« Le monde ne mourra jamais par manque de merveilles mais uniquement par manque d’émerveillement ». Chesterton
En juin 2015, dans son encyclique Laudato Si, le Pape nous appelle à vivre une véritable conversion écologique. C’est à ce moment même que le Seigneur nous a saisis afin que nous devenions des serviteurs de notre « maison commune » et de ceux qui la peuplent.
Nous nous étions mariés 6 mois auparavant, nous étions partis marcher sur le chemin de Saint Jacques de Compostelle pour 2 mois et demi. La marche au long cours, la sobriété vécue avec pour toute maison deux sac à dos de moins de 10 kilos, les rencontres variées et d’une richesse inespérée et la lecture de Laudato Si ont lentement mises en lumière notre désir profond d’œuvrer à créer le monde que nous désirons. Sur le chemin, nous avons acquis petit à petit « une conscience amoureuse de ne pas être déconnecté des autres créatures, de former avec les autres êtres de l’univers une belle communion universelle » (LS 220).
De retour de Saint Jacques de Compostelle, emplis du zèle des nouveaux convertis, nous avions le désir de modifier radicalement notre vie marseillaise. Toutefois, le retour a été dur pour Arthur… Nous venions de faire plus de 2 000 kilomètres au rythme lent de nos pas alors que son travail consistait à permettre aux gens d’aller le plus vite possible via la réalisation d’études sur les trafics routiers. Le choc était violent et l’atterrissage compliqué. En parallèle, Arthur a commencé à se documenter sérieusement sur l’état de notre monde, sur les effondrements en cours et à venir. Le bilan était alarmant et tout à fait en phase avec le premier chapitre de Laudato Si. Le décalage entre la joie et l’émerveillement qui nous avait comblés au plus profond de notre âme pendant la marche et son analyse des effets de la domination de l’humanité sur le monde était vraiment douloureux pour lui.

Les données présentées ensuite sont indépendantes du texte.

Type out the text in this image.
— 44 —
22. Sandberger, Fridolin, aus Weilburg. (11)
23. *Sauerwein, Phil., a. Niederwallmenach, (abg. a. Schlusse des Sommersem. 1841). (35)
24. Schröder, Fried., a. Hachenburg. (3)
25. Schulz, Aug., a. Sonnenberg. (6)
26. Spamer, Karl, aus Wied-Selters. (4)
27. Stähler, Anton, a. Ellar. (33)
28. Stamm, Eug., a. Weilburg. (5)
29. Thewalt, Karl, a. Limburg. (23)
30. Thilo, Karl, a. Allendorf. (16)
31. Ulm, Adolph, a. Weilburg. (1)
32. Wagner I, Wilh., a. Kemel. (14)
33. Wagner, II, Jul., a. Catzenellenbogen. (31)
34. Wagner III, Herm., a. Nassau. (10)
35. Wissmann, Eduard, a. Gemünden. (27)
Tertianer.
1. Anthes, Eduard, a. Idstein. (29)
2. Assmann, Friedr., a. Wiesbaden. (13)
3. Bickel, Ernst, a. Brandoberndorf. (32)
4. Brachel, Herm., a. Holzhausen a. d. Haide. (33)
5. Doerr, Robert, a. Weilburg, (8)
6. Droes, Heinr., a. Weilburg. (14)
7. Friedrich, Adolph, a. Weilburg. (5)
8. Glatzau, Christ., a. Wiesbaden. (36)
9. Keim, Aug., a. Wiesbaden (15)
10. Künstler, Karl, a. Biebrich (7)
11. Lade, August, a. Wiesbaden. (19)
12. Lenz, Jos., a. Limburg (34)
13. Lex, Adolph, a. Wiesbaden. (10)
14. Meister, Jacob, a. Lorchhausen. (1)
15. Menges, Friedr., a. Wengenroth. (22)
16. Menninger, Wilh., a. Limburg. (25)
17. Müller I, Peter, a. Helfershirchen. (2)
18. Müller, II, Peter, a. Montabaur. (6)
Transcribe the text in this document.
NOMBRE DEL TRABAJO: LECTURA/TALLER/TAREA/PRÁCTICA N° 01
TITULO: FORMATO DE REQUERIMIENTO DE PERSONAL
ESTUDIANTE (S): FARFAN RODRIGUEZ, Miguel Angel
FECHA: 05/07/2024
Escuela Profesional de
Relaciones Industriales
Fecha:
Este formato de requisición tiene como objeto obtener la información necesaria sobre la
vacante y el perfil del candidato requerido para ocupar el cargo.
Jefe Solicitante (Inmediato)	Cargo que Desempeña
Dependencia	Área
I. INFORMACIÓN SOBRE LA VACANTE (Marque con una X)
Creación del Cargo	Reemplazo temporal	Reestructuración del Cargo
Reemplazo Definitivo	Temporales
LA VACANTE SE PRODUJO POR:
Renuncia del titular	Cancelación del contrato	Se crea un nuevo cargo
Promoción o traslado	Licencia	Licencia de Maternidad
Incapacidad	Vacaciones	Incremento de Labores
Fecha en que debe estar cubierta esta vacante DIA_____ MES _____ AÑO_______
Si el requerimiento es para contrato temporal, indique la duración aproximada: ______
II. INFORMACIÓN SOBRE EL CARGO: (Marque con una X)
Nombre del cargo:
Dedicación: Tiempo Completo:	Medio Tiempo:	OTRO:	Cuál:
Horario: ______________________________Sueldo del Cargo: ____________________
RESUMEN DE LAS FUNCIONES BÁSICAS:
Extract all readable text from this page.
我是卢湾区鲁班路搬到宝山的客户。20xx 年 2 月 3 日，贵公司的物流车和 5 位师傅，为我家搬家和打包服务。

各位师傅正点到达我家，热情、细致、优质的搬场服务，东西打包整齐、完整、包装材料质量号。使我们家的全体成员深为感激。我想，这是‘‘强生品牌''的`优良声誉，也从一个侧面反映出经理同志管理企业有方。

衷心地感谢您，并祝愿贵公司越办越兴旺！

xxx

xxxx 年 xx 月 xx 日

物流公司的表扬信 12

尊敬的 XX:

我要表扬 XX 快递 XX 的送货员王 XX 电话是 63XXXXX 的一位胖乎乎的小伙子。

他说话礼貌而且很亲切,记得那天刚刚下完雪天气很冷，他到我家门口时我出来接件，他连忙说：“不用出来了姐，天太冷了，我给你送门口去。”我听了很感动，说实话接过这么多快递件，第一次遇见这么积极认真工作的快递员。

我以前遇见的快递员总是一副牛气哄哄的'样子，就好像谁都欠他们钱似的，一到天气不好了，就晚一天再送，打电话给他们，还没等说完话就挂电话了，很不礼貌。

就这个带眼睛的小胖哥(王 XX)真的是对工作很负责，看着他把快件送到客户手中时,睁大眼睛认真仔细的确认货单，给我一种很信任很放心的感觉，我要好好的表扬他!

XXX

Préoccupée par l’état de mon mari, je prenais soin de lui. J’étais aussi convaincue que c’était en agissant - et en priant - que nous arriverions à retrouver joie et espérance. Je m’accrochais donc aux mots du Pape « Une écologie intégrale est aussi faite de simples gestes quotidiens par lesquels nous rompons la logique de la violence, de l’exploitation, de l’égoïsme ». Alors, nous avons essayé de porter notre attention sur les actes automatiques de notre vie quotidienne. Nous étions certains que l’émerveillement et la relation aux autres seraient des atouts essentiels dans notre démarche… Abandonner le supermarché pour faire nos courses chez un producteur local que nous sommes heureux de voir toutes les semaines ; faire nous-même nos compotes et sauces tomates pour honorer notre capacité à utiliser nos mains ; privilégier des cadeaux faits maison afin d’engager notre créativité et notre temps dans la joie d’offrir (il n’y a rien de mieux que le tricot pour prier pour celui à qui ce cadeau est destiné !!) ; commencer à cultiver la terre dans un potager dans les quartiers nord de Marseille afin de retrouver ce goût du contact avec la nature…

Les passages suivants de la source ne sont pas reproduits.